L’article 2 du décret n° 2022-787 du 6 mai 2022 relatif aux modalités de fonctionnement de la commission d’évaluation de l’APD précise la composition du collège d’experts. Le décret précise également que la commission élit son président à l’unanimité parmi ses membres, ce qui, en pratique, aurait conduit à l’élection du Premier président de la Cour des comptes.
Toutefois, cette composition ne répond pas à la volonté du législateur de créer un instrument nouveau chargé d’évaluer les projets de développement et non de contrôler leur régularité financière. Clairement, les résultats de l’APD ne peuvent se mesurer seulement, ou même principalement, sous un angle financier.

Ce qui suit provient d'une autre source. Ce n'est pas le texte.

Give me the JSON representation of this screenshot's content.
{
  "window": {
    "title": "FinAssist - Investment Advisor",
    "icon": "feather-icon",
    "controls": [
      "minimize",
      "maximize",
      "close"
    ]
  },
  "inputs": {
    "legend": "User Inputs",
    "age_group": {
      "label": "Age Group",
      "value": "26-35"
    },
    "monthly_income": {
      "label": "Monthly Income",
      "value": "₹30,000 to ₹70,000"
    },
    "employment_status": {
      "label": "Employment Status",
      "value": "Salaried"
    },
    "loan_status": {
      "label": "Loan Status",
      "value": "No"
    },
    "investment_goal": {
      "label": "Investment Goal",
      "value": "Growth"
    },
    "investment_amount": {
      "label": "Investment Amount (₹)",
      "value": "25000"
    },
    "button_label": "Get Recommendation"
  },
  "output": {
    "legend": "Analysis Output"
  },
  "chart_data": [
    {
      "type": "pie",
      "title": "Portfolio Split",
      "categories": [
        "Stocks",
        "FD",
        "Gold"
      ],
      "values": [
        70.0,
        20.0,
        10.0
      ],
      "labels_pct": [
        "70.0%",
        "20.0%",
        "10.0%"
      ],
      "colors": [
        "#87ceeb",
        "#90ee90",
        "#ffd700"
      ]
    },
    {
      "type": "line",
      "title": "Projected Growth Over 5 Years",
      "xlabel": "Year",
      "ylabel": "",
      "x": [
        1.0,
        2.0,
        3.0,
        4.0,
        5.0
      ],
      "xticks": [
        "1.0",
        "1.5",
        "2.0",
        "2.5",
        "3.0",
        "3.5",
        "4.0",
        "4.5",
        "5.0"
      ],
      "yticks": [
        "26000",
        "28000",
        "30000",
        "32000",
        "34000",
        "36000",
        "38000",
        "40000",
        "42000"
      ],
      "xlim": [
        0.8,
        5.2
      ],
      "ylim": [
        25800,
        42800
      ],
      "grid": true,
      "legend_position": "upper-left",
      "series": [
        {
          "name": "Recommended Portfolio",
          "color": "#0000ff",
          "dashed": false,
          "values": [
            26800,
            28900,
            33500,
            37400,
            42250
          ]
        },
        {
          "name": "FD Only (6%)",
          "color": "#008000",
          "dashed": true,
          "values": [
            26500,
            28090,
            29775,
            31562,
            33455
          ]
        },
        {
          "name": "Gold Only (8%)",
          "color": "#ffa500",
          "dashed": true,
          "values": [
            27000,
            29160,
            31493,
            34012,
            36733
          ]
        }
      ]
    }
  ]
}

J’ai d’ailleurs eu l’occasion d’apprécier la qualité de l’engagement de la secrétaire d’État Chrysoula Zacharopoulou pour la mise en œuvre de l’action de coopération de notre pays. Nous aussi, parlementaires, devons mouiller l’écharpe tricolore en inaugurant les projets financés par l’AFD !
Les investissements de la France auprès de nos partenaires se mesurent également à l’aune de leur effet sur les populations, ainsi que du rayonnement et de l’influence de notre pays.
La proposition de loi que nous examinons permet de rattacher la commission d’évaluation au ministère de l’Europe et des affaires étrangères, pour ce qui a trait à son fonctionnement. Le texte précise aussi les missions assignées à cette commission.
Le groupe Union Centriste votera en faveur de ce texte. Nous nous associons au souhait du rapporteur d’adopter le texte sans modification, afin que la procédure ne soit pas inutilement alourdie et que la mise en œuvre de cette commission ne soit pas plus longtemps retardée.
Nous resterons cependant attentifs au décret qui précisera la composition de cette commission.